Рожнов на орбите ни разу не чувствовал себя по-настоящему выспавшимся. И снов не видел. А тут ему впервые нечто пригрезилось, только он не успел толком разглядеть, что именно. И открыл глаза ну очень злой на Аллена. Чарли вроде бы не шумел, просто его заждались и сразу почувствовали.
Астронавт выглядел чрезвычайно виновато, что, впрочем, не мешало ему интенсивно жевать. В одной руке он держал тубу с паштетом, в другой – поилку с соком.
– Вот гляжу и поражаюсь – ведь это летчик-истребитель… – лениво протянул Кучкин. – Подумать страшно. Летает и истребляет, летает и истребляет… Фу! Доброе утро, коллега. Мне такие чудеса снились, просто восторг. Просыпаюсь – и вот.
– Доброе утро, – кивнул Рожнов. – Дома хуже бывает: проснулся, в зеркало глянул, а там типичный мудак в типичных обстоятельствах. Тут, на платформе, вставать интереснее – и обстоятельства нештатные, и мудак из НАСА. Ну, каковы наши планы? Я держу, ты колотишь? Только чур не до крови, лови ее потом по отсекам…
– Здравствуйте, – сказал Аллен невнятно. – Я приношу вам свои извинения.
– Нет, ты только представь, как он истребляет! – обратился Кучкин к Рожнову, демонстративно не обращая внимания на астронавта. – Что ни подсунь, истребит! Знаешь, давай и вправду набьем ему морду! За все сразу! За Фолкленды, за Гренаду, за Балканы, за соколов Хусейна!
– Фолкленды-то при чем? А Хусейн вообще козел. Ну его.
– Тогда за Вьетнам! – предложил Кучкин.
– А вот за Вьетнам я согласен. И за то, что со вторым фронтом тянули, и за интервенцию в восемнадцатом году. О-о, ты еще забыл блокаду Кубы. А кто Че Геваре руки оттяпал?!
– И нашу Аляску прикарманил!
– Блин! – заорал вдруг Рожнов. – Они же, гады, Леннона убили!
Аллен сносно понимал по-русски и издевательство терпел стоически – жуя, – но, когда дошло до Леннона, бедняга просто окаменел. Сразу бросилось в глаза, до чего астронавт побледнел и осунулся – страшнее, чем остальные трое.
– Доброе утро, господа, – очень вовремя сказал Шульте.
– Коллеги! – взмолился Аллен. – Я не знаю, что со мной случилось! Все это время я был в депрессии. В настоящей глубокой депрессии. Не хотел двигаться. Не хотел есть и пить. Не хотел жить. Понимаете? Как только закрылся люк, я словно умер. Это было ужасно! Мне стало легче около часа назад. Тогда я немедленно вернулся к вам. Простите.
– «Сорри», «сорри», – передразнил Кучкин.
– Вы недостаточно опытны, господин Аллен, мы должны были учитывать это, – произнес Шульте холодно. – Мы напугали вас и оставили без поддержки в трудную минуту.
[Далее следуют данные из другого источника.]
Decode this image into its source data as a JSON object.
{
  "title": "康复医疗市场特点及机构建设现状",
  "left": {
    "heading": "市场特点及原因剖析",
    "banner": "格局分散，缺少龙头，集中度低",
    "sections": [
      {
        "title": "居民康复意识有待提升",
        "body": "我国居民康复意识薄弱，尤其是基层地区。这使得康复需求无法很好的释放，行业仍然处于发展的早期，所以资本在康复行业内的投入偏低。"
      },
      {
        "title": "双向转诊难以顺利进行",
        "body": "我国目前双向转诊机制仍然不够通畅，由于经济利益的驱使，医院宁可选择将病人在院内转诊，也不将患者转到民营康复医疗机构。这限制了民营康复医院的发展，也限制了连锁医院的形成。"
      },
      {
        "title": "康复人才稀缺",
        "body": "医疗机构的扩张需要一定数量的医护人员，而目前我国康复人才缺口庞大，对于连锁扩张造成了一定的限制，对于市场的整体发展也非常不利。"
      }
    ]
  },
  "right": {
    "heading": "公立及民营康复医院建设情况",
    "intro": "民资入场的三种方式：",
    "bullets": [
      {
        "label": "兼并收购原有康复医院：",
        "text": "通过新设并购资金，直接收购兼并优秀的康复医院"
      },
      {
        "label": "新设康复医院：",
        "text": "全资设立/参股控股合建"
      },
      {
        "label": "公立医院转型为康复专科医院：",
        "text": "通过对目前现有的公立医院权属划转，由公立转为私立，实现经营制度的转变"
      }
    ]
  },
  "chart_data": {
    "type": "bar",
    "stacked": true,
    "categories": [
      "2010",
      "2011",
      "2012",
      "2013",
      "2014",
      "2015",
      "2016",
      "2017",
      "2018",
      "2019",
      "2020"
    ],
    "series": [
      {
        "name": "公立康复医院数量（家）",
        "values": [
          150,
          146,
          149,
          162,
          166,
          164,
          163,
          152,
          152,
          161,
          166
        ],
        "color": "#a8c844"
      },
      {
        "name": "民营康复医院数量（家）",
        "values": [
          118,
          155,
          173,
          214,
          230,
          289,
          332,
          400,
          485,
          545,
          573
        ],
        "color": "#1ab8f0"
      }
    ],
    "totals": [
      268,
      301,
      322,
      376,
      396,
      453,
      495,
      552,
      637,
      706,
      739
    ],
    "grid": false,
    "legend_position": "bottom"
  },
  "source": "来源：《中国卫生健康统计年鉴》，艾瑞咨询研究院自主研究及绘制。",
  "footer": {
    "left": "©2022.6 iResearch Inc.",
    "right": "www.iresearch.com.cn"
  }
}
Мы виноваты. Простите вы нас.
Аллен посмотрел на начальника экспедиции так, будто тот ни за что ни про что опрокинул ему на голову ведро помоев.
– Вот таким он мне офигенно нравится, – заметил Кучкин. – Красавец. Слышите, Чарли? Мне нравятся слезы в ваших глазах. Расскажите нам про депрессию. Я серьезно.